Top UK doctors urge government to ban routine mass use of antibiotics in farming
14 Nov 2016
Top doctors in the UK have urged the government to use the opportunity provided by Brexit to lead the world in banning the routine mass use of antibiotics in farming.
The heads of 12 royal medical colleges, as also the Faculty of Public Health, the British Medical Association and two leading health journals, today called on the government to step up the fight against antimicrobial resistance by prohibiting preventative prescription of medicines on animals.
Writing in The Daily Telegraph, they said the UK was now in a ''unique position'' to introduce a ban.
The call comes weeks after a Cambridge University study found that a quarter of supermarket chicken contained antibiotic-resistant e.coli, a bug that could lead to kidney failure and in severe cases death.
According to a government-commissioned report led by Lord Jim O'Neill, the rise of drug-resistant superbugs threatened to return medicine to the ''dark ages'' by rendering commonly used antibiotics ineffective.
The report added one of the reasons for the rise of antimicrobial resistance was the routine use of antibiotics by agricultural vets across the world.
The European Parliament voted to ban mass agricultural medication, the measure was however, subject to approval by member states and the European Commission.

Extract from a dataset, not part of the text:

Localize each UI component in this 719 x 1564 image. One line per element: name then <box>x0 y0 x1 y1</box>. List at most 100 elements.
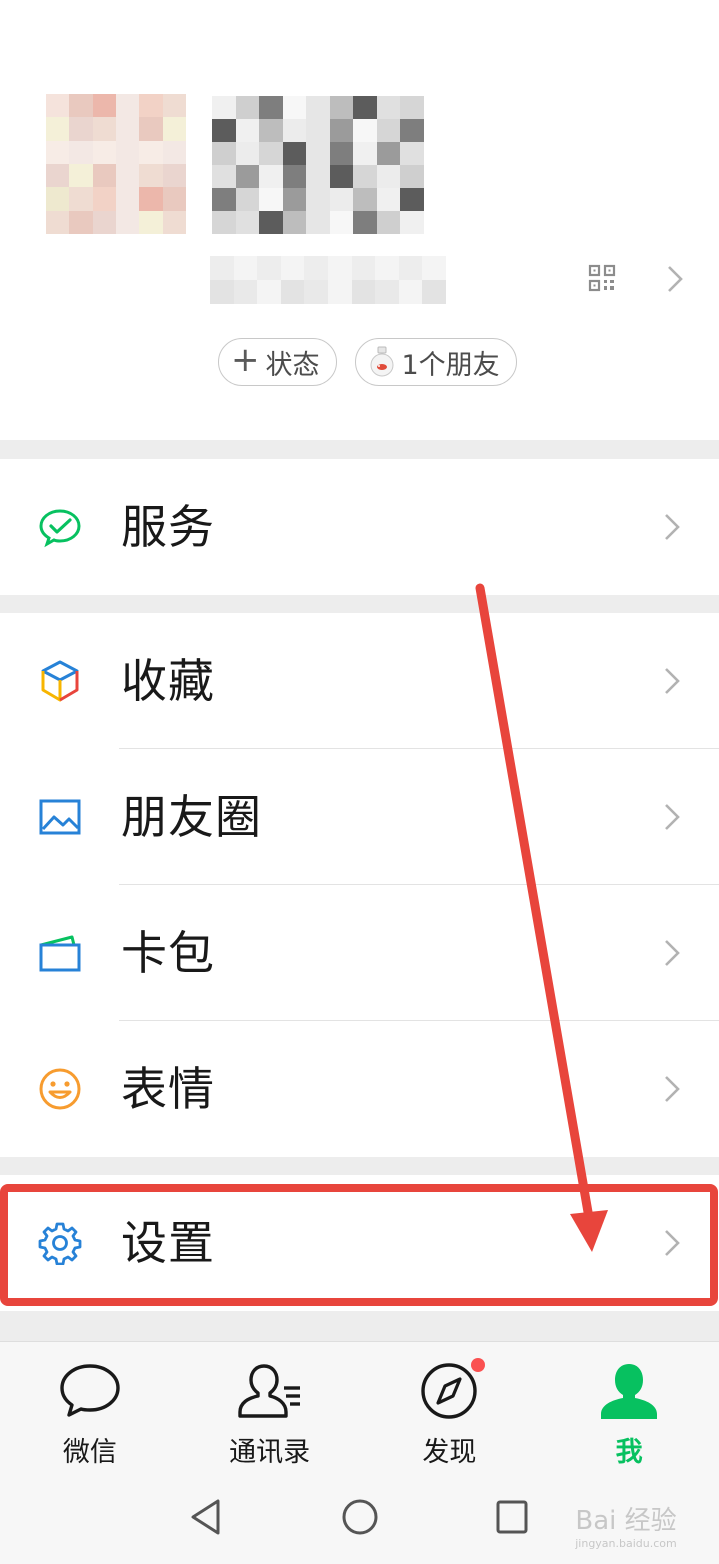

Meanwhile, according to the latest research, by 2050 there would be an additional 10 million deaths with financial costs to the tune of $1 trillion due to antimicrobial resistance.
But it was not as if there had been no warnings of the grave threat that antimicrobial resistance now posed.
''The time may come when penicillin can be bought by anyone in the shops. Then there is the danger that the ignorant man may easily underdose himself and by exposing his microbes to non-lethal quantities of the drug make them resistant''.
Those words were spoken by Sir Alexander Fleming, who upon receiving his Nobel Prize for the discovery of penicillin, in 1945 advised caution in its use, lest it be over prescribed to a point that it would be useless.